Die Verweigerung eines Dialogs durch die EU unterscheidet sich grundsätzlich von ihrer Haltung gegenüber ihrem anderen großen Nachbarn, der Türkei. Trotz deren militärischen Aktivitäten (Besetzung von Nordzypern und eines Teils des syrischen Territo­riums, Entsendung von Truppen in den Irak, nach Libyen und in den Kaukasus) konnte sich Brüssel bisher nicht zu Sanktionen gegen das autoritäre Erdoğan-­Regime durchringen, das auch ein Verbündeter der Ukraine ist.

Bei Russland hingegen werden die Europäer nicht müde, mit neuen Restriktionen zu drohen. Gegenüber der Ukraine wiederholen sie die Nato-Formel der geöffneten Tür, obwohl sich die großen europäischen Staaten, allen voran Frankreich und Deutschland, in der Vergangenheit dagegen ausgesprochen haben und im Grunde keineswegs vorhaben, die Ukraine in ihr Militärbündnis aufzunehmen.

Die Krise in den Beziehungen zwischen Russland und dem Westen beweist, dass die Sicherheit Europas nicht ohne oder gar gegen Russland gewährleistet werden kann. Die USA fördern Russlands Ausgrenzung jedoch nach Kräften, weil sie ihre Hegemonie in Europa verstärkt. Den Westeuropäern, insbesondere Frankreich, hat es an Visionen und politischem Mut gefehlt, um die gefährlichsten Provokationen der USA zu blockieren und einen institutionellen Rahmen vorzuschlagen, der Russland einschließt und mit dem sich neue Bruchlinien auf dem Kontinent verhindern lassen.

Ein Ergebnis dieses transatlantischen Mitläufertums ist, dass die Europäer von den USA schlecht behandelt werden. Der nicht abgestimmte Rückzug aus Afghanistan oder die Vereinbarung einer Militärallianz im Pazifik ohne Absprache mit Frankreich sind nur die letzten Unverschämtheiten in einer langen Reihe. Inzwischen ist die EU nur noch ein besserer Zaungast bei den russisch-amerikanischen Verhandlungen über die Sicherheit des Alten ­Kontinents – und das vor dem Hintergrund eines drohenden Kriegs in der Ukraine.

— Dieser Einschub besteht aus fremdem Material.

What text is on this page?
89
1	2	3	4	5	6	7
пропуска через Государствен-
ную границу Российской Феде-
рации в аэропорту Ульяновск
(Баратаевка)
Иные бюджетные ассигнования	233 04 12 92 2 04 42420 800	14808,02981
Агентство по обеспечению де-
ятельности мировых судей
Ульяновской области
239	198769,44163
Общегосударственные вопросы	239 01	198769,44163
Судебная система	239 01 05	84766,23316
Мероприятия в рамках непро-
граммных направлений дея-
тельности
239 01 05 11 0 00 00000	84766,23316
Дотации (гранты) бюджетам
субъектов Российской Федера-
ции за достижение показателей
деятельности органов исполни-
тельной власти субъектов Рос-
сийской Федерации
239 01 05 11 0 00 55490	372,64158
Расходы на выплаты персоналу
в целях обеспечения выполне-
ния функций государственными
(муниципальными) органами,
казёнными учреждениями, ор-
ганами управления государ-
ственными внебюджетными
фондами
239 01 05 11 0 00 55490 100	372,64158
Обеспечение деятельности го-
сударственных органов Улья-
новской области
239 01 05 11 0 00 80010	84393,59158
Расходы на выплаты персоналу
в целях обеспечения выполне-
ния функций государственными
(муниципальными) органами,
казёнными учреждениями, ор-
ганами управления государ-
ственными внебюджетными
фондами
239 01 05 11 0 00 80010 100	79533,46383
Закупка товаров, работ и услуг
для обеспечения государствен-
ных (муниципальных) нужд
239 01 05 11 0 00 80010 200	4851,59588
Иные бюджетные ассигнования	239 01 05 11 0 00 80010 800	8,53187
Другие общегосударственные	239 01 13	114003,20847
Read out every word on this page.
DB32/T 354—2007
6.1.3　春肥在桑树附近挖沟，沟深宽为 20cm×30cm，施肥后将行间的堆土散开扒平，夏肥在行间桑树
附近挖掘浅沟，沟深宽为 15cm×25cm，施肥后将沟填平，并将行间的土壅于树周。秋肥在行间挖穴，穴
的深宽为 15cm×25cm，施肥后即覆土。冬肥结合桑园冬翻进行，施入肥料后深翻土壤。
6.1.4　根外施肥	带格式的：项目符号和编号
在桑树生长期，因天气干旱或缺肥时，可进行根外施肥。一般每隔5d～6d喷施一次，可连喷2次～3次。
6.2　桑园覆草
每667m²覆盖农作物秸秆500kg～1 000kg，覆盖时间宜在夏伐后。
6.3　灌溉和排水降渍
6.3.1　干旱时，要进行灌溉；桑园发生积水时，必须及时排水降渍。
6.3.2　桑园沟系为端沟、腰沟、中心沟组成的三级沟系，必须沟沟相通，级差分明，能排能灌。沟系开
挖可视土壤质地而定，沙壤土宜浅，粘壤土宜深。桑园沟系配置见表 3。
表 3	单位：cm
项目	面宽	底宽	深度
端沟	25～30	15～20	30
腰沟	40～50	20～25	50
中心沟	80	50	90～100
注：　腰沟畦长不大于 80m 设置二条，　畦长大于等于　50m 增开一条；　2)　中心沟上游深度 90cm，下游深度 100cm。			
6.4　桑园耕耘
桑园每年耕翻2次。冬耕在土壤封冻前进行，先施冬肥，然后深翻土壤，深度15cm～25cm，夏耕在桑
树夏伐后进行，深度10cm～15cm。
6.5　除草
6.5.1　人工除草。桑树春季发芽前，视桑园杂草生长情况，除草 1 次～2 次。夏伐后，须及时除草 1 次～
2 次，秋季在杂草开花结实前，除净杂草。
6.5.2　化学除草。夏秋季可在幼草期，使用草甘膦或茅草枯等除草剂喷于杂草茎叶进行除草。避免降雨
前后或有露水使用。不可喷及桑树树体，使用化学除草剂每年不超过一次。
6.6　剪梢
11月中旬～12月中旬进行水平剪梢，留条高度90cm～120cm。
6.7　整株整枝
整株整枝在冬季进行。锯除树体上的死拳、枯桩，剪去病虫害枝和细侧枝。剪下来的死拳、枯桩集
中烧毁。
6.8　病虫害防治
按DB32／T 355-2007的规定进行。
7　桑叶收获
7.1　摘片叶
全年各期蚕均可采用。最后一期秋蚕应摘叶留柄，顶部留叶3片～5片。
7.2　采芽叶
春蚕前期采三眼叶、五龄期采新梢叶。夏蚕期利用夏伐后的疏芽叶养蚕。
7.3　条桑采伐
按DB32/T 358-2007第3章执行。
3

1 Siehe Wadimir Putin, „De l’unité historique des Russes et des Ukrainiens“, Website der russischen Botschaft in Frankreich, 12. Juli 2021.

2 Siehe Hélène Richard, „Als Moskau von Europa träumte“, LMd, September 2018.

3 Siehe Philippe Descamps, „Falsche Versprechen“, LMd, September 2018.

4 George F. Kennan, „A fateful error“, The New York Times, 5. Februar 1997.

5 Isabelle Facon, „La Russie et l’Occident: un éloignement grandissant au cœur d’un ordre international polycentrique“, in: „Regards de l’Observatoire franco-russe“, L’Observatoire, Moskau 2019.

Aus dem Französischen von Claudia Steinitz

David Teurtrie ist Osteuropaexperte am Institut national des langues et des civilisations orientales (Inalco) und Autor von „Russie. Le retour de la puissance“, Paris (Armand Colin) 2021.